Continuer à faire des événements, toucher du monde, réfléchir à des nouveaux formats, car ça prend énormément de temps et on n’est pas tout le temps disponibles. On fait un appel à bénévoles pour des personnes qui veulent vraiment s’engager, on aimerait bien que ça tourne un peu. 

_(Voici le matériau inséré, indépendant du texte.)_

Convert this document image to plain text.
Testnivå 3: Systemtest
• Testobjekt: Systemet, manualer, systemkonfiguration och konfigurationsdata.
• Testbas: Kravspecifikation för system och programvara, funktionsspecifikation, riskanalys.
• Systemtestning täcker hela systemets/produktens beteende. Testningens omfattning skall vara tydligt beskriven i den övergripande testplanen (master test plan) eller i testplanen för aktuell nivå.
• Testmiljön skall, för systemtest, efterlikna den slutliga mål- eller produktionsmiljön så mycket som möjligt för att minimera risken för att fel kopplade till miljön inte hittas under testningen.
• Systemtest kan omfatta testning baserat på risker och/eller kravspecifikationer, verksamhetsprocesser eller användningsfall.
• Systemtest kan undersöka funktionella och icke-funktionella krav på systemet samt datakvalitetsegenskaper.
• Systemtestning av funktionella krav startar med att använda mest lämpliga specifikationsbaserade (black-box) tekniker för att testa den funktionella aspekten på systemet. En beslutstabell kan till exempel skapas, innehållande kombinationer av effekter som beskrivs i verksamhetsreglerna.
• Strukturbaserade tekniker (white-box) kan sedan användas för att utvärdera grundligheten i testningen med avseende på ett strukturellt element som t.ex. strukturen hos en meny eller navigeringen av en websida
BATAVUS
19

Pour le moment, on s’est dit qu’on allait peut-être ralentir un peu. On va garder nos jams, faire au moins un événement par an, et après ça dépend des autres énergies qui viennent et qui veulent monter des projet. Pour les jams, on arrive à s’échanger les casquettes assez facilement, il y a assez de personnes dans le collectif. Vu que c’était une fois par mois, on en a organisé assez pour qu’il y ait des réflexes. On ne va pas multiplier encore plus les événements parce que c’est énormément d’énergie. Un fleuve tranquille !

Le mot de la fin ?

L’événement de ce week-end est en partenariat avec Radio Tempête qui est une webradio qui diffuse seulement des femmes et minorités de genre, mais aussi Le Type. On a également le dispositif Angela, c’était important et logique pour nous. Et aussi la Mairie de Bordeaux qui nous file tout le matos, big up. On a hyper hâte, c’est des mois de travail. On a peur et on espère qu’il fera beau !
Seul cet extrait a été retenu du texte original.